Parmi ceux qui contestent, justement, il y a les voisins de M. Laflamme, la famille Dépôt. Militants écologistes bien connus dans la région, Jean-Guy Dépôt et son fils Pierre dénoncent sur toutes les tribunes le projet de privatisation du centre de ski. Leur terrain de six hectares leur procure du bois de chauffage et leur permet d'exploiter une petite cabane à sucre.
Pierre Dépôt croit que le projet du gouvernement ne se réalisera pas. " Le lien de confiance est brisé et les gens ne veulent pas vendre ", estime-t-il.
Jacques Darche possède depuis 25 ans un terrain de 148 hectares qui borde le parc au nord-est.
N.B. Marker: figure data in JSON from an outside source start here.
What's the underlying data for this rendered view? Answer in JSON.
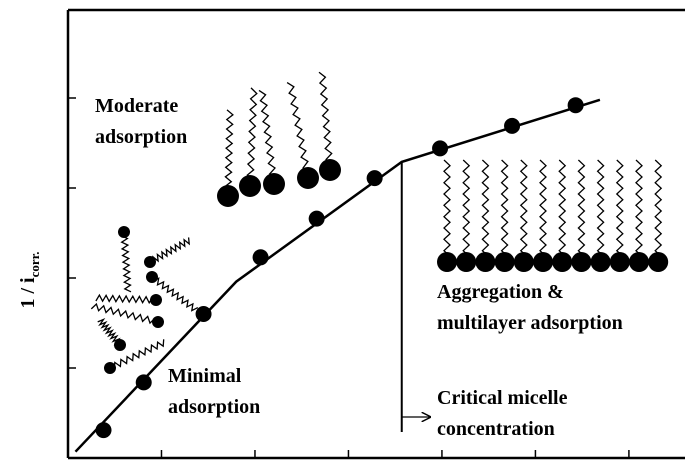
{
  "chart_data": {
    "type": "line",
    "y_label": "1 / i",
    "y_label_sub": "corr.",
    "xlim": [
      0,
      6.6
    ],
    "ylim": [
      0,
      5
    ],
    "xticks": [
      1,
      2,
      3,
      4,
      5,
      6
    ],
    "yticks": [
      1,
      2,
      3,
      4
    ],
    "series": [
      {
        "x": [
          0.08,
          1.8,
          3.57,
          5.69
        ],
        "values": [
          0.07,
          1.96,
          3.29,
          3.98
        ],
        "color": "#000000",
        "marker": false
      },
      {
        "x": [
          0.38,
          0.81,
          1.45,
          2.06,
          2.66,
          3.28,
          3.98,
          4.75,
          5.43
        ],
        "values": [
          0.31,
          0.84,
          1.6,
          2.23,
          2.66,
          3.11,
          3.44,
          3.69,
          3.92
        ],
        "color": "#000000",
        "marker": true
      }
    ],
    "cmc_x": 3.57,
    "annotations": [
      {
        "lines": [
          "Moderate",
          "adsorption"
        ]
      },
      {
        "lines": [
          "Minimal",
          "adsorption"
        ]
      },
      {
        "lines": [
          "Aggregation &",
          "multilayer adsorption"
        ]
      },
      {
        "lines": [
          "Critical micelle",
          "concentration"
        ]
      }
    ]
  }
}
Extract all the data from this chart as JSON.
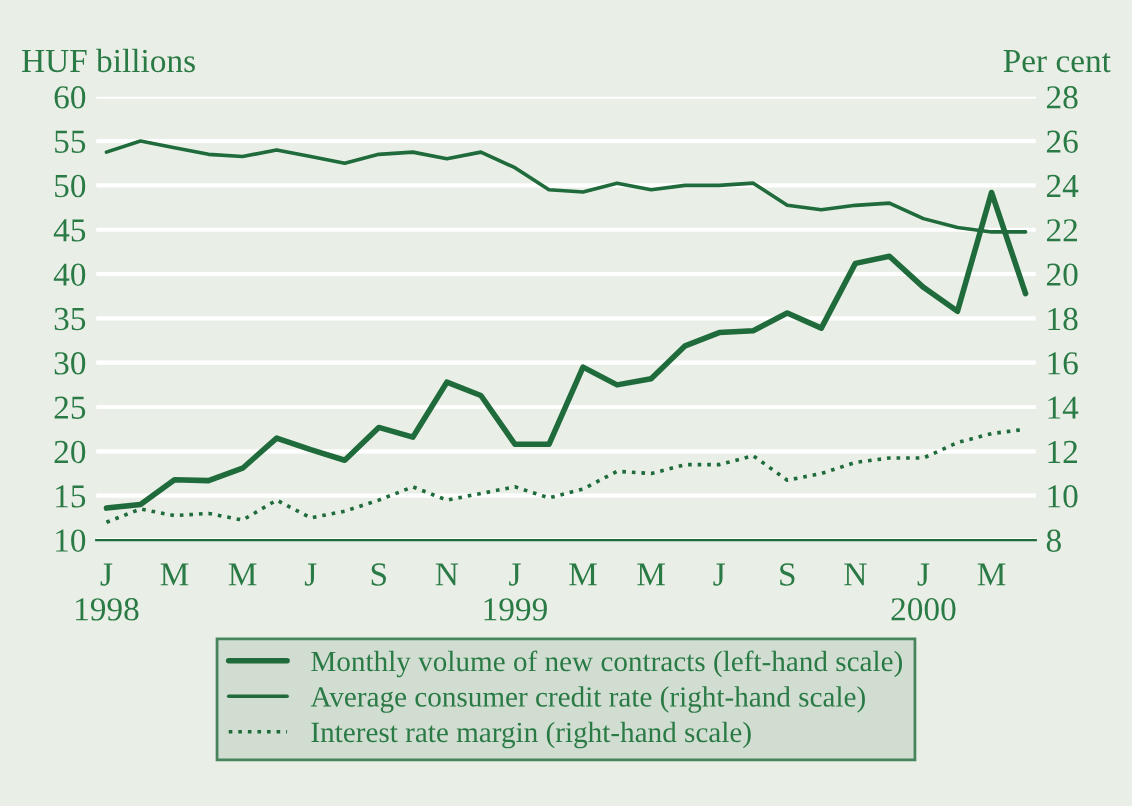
{
  "chart_data": {
    "type": "line",
    "ylabel": "HUF billions",
    "y2label": "Per cent",
    "categories": [
      "J\n1998",
      null,
      "M",
      null,
      "M",
      null,
      "J",
      null,
      "S",
      null,
      "N",
      null,
      "J\n1999",
      null,
      "M",
      null,
      "M",
      null,
      "J",
      null,
      "S",
      null,
      "N",
      null,
      "J\n2000",
      null,
      "M",
      null
    ],
    "series": [
      {
        "name": "Monthly volume of new contracts (left-hand scale)",
        "color": "#1f6b3b",
        "line_style": "solid",
        "values": [
          13.6,
          14.0,
          16.8,
          16.7,
          18.1,
          21.5,
          20.2,
          19.0,
          22.7,
          21.6,
          27.8,
          26.3,
          20.8,
          20.8,
          29.5,
          27.5,
          28.2,
          31.9,
          33.4,
          33.6,
          35.6,
          33.9,
          41.2,
          42.0,
          38.5,
          35.8,
          49.2,
          37.8
        ]
      },
      {
        "name": "Average consumer credit rate (right-hand scale)",
        "color": "#1f6b3b",
        "line_style": "solid",
        "axis": "y2",
        "values": [
          25.5,
          26.0,
          25.7,
          25.4,
          25.3,
          25.6,
          25.3,
          25.0,
          25.4,
          25.5,
          25.2,
          25.5,
          24.8,
          23.8,
          23.7,
          24.1,
          23.8,
          24.0,
          24.0,
          24.1,
          23.1,
          22.9,
          23.1,
          23.2,
          22.5,
          22.1,
          21.9,
          21.9
        ]
      },
      {
        "name": "Interest rate margin (right-hand scale)",
        "color": "#1f6b3b",
        "line_style": "dotted",
        "axis": "y2",
        "values": [
          8.8,
          9.4,
          9.1,
          9.2,
          8.9,
          9.8,
          9.0,
          9.3,
          9.8,
          10.4,
          9.8,
          10.1,
          10.4,
          9.9,
          10.3,
          11.1,
          11.0,
          11.4,
          11.4,
          11.8,
          10.7,
          11.0,
          11.5,
          11.7,
          11.7,
          12.4,
          12.8,
          13.0
        ]
      }
    ],
    "ylim": [
      10,
      60
    ],
    "yticks": [
      10,
      15,
      20,
      25,
      30,
      35,
      40,
      45,
      50,
      55,
      60
    ],
    "y2lim": [
      8,
      28
    ],
    "y2ticks": [
      8,
      10,
      12,
      14,
      16,
      18,
      20,
      22,
      24,
      26,
      28
    ],
    "grid": "y",
    "legend": "bottom",
    "marker": "none"
  }
}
Il est prêt à vendre... s'il obtient son prix, bien sûr. " C'est l'offre et la demande qui vont décider, dit-il. Mon terrain fait le trait d'union entre le parc et le marais du lac Brompton, qui est déjà zoné conservation. " Cependant, il dit ne pas avoir de nouvelles de Québec.
Encore cette semaine, le premier ministre Jean Charest affirmait à Radio-Canada: " Notre objectif est de doubler la superficie du parc. On est en négociations pour y arriver avec des propriétaires. " Mais qui sont-ils?